Пока он думал о своем будущем, другие решали за него. Дон Рикардо Алдайя готовил ему должность в своей фирме, шляпник, со своей стороны, решил, что, если сын не хочет продолжать семейное дело, нечего ему сидеть у отца на шее. Втайне он начал хлопотать, чтобы Хулиана забрали на воинскую службу, ибо считал, что несколько лет жизни в лагерях излечат сына от мании величия. Хулиан ни о чем таком и не подозревал, а когда узнал — было уже поздно. В его мыслях безраздельно царила Пенелопа. Его тяготило, что приходится притворяться равнодушным к ней, мимолетные встречи его уже не устраивали. Он настаивал на более частых свиданиях, рискуя быть разоблаченным. Хасинта делала что могла: прикрывала их, безбожно врала, устраивала тайные свидания, придумывала тысячи хитростей, только чтобы подарить им несколько мгновений наедине. Даже она понимала, что этого недостаточно, что каждая минута, которую Хулиан и Пенелопа проводят вместе, связывает их еще сильнее. С недавнего времени Хасинта начала замечать в их глазах бесстрашный вызов желания, слепую жажду быть разоблаченными, чтобы их тайна разрешилась, наконец, громким скандалом и необходимость прятаться по углам и чердакам и любить друг друга на ощупь исчезла навсегда. Время от времени, когда Хасинта помогала Пенелопе одеваться, девушка, рыдая, делилась с ней желанием сбежать с Хулианом, сесть на какой-нибудь поезд и уехать туда, где их никто не знает. Хасинта представляла, каков мир за оградой особняка Алдайя, а потому, содрогаясь отговаривала девушку от опрометчивого шага. Пенелопа по натуре была покорной, и страх на лице Хасинты заставлял ее отказываться от этих мыслей. С Хулианом все было иначе.

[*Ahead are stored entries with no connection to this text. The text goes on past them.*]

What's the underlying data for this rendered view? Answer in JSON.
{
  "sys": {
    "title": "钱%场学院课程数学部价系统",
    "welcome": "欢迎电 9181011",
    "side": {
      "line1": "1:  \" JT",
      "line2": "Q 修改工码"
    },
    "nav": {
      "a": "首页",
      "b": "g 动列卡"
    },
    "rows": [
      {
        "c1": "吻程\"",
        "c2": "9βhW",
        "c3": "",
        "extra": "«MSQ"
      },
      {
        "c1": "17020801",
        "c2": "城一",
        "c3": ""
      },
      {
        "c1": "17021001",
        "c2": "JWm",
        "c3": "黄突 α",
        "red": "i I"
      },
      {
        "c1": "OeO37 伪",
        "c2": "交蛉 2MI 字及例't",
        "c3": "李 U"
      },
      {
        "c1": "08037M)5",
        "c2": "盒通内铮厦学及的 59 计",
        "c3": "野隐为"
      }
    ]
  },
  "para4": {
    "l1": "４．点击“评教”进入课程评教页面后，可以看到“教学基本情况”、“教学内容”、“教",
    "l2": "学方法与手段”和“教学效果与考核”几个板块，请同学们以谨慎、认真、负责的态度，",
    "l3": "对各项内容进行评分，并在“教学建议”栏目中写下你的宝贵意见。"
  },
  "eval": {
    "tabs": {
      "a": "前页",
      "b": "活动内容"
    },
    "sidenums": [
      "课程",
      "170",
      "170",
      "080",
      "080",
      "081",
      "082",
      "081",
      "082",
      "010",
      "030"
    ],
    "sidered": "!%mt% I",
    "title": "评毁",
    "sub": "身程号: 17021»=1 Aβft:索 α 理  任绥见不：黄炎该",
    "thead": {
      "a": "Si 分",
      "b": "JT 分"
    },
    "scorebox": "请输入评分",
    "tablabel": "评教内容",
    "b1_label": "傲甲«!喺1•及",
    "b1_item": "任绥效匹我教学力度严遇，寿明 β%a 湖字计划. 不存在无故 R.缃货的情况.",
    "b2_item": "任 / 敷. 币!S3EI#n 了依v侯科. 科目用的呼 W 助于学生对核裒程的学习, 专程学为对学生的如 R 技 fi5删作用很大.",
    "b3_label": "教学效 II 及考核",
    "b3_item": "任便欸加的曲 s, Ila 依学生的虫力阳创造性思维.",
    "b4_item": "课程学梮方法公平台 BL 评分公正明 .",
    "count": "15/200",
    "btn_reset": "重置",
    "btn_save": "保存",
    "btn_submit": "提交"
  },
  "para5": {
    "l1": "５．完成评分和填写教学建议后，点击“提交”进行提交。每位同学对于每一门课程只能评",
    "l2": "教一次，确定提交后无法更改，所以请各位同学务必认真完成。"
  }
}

Той последней школьной весной Хулиан с тревогой заметил, что его мать и дон Рикардо Алдайя тайком встречаются. Вначале он боялся, что магнат считает Софи достойным дополнением к своей коллекции, но вскоре понял, что встречи в кафе носят характер совершенно формальный и сводятся к разговорам, и только. Софи встречалась с ним тайком. Когда Хулиан решился спросить у дона Рикардо напрямую, что происходит между ним и его матерью, тот рассмеялся.
— От тебя ничего не скроешь, а, Хулиан? Я как раз собирался поговорить с тобой об этом. Мы с твоей матерью обсуждаем твое будущее. Она пришла ко мне несколько недель назад, очень беспокоилась, что отец хочет отправить тебя на следующий год в армию. Она, разумеется, желает тебе добра и пришла ко мне, надеясь, что вдвоем нам удастся что-то сделать. Не волнуйся, слово Рикардо Алдайя: ты не будешь пушечным мясом. У нас с твоей матерью большие планы на тебя. Доверься нам.
Хулиан хотел бы ему верить, но дон Рикардо мог внушить что угодно, но только не доверие. Микель Молинер был согласен с ним.
— Если ты хочешь бежать с Пенелопой — Боже правый! — тебе нужны деньги.
Денег-то у Хулиана и не было.
— Ничего, — сказал Микель, — для этого существуют состоятельные друзья.
Итак, Микель с Хулианом стали планировать побег влюбленных. Бежать, по мнению Молинера, надо было в Париж; Микель полагал, что для умирающего с голоду представителя богемы лучшей декорации, чем Париж, не придумаешь. Пенелопа немного говорила по-французски, а для Хулиана, стараниями матери, французский был вторым родным языком.
— Кроме того, Париж достаточно велик, чтобы затеряться, но достаточно тесен, чтобы не упустить своего.
В распоряжении Микеля была небольшая сумма, составленная из денег, которые он откладывал годами, и того, что ему удалось выпросить у отца под самыми фантастическими предлогами. Отец, конечно, даже не догадывался, на что в действительности пойдут деньги.
— Как только вы сядете в поезд, я стану нем как могила.
В тот же вечер, отшлифовав с Молинером все детали побега, Хулиан пришел в дом на проспекте Тибидабо, чтобы рассказать свой план Пенелопе.
— Ты не должна никому говорить о том, что я тебе скажу. Никому. Даже Хасинте, — начал он.
Девушка завороженно слушала его. План Молинера был безупречен. Микель закажет билеты на выдуманное имя и наймет какого-нибудь незнакомца, чтобы тот забрал их из кассы. Если полиции повезет, и они выйдут на этого незнакомца, он сможет описать только человека, не похожего на Хулиана. Хулиан с Пенелопой встретятся в поезде, никаких ожиданий на перроне, где их могут заметить. Побег состоится в воскресенье, в полдень. Хулиан доберется до Французского вокзала, где его будет ждать Микель с билетами и деньгами.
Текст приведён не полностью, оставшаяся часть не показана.